Appendectomy was performed in 172 cases (64%), and in 10 cases (4%), pathologic evaluation of the removed appendix revealed metastases from ovarian cancer. Three of the cases were macroscopically normal, and metastases were discovered only during microscopic evaluation. Patients with metastatic disease to the appendix had significantly worse 5-year survival (22%) compared with patients without metastases (73%) (χ2 = 31.998, P < 0.0001). Equally, 5-year survival was significantly higher in patients who had been adequately staged with hysterectomy, omentectomy, bilateral salpingo-oophorectomy, and appendectomy (74% vs 52%, χ2 = 7.322, P = 0.007). In multivariate analysis, increase in revised 2013 International Federation of Gynecology and Obstetrics classification stage (IA reference) was significantly associated with worsened prognosis (hazard ratio, 1.13; P < 0.0001).

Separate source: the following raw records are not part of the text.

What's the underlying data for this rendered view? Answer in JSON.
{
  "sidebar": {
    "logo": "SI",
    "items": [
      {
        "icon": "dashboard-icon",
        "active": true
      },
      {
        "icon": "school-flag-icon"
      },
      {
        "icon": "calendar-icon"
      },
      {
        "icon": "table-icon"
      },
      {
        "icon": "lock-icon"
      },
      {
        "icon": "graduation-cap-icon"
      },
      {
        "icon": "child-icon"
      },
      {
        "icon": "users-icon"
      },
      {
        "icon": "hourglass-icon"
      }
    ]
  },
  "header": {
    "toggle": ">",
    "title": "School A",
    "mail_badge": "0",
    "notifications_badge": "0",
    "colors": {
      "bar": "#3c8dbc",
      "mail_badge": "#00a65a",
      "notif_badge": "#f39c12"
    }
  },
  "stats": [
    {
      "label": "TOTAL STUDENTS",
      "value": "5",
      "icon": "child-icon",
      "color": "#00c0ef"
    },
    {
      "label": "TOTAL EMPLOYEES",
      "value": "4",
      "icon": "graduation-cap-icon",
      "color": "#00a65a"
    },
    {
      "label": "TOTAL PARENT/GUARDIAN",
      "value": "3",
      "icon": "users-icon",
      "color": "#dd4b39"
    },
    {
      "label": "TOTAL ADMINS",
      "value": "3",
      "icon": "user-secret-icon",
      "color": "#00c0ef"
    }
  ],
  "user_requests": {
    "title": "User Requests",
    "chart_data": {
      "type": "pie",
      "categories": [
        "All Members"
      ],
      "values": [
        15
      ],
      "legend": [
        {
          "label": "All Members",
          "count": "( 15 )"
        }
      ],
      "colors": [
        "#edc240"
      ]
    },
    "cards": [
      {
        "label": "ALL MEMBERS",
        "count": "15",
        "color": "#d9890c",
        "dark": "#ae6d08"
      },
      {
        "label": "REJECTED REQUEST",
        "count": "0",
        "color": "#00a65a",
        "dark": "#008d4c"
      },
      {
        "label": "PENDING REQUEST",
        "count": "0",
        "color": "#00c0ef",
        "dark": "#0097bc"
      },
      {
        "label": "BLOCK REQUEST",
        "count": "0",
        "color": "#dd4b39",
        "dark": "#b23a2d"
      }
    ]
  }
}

Equally, each stepwise increase in performance status score was related to a poorer prognosis with hazard ratio of 1.63 (P < 0.0001). Metastases to the appendix and staging did not remain significant factors of survival in multivariate analysis.

Conclusions

Univariate analysis suggests that metastatic disease to the appendix and failure to perform complete staging including appendectomy are related to a worsened prognosis. A normal-looking appendix does not exclude metastatic disease, and because appendectomy is easily performed and does not increase morbidity, it should be performed during surgery for suspected mucinous ovarian cancer.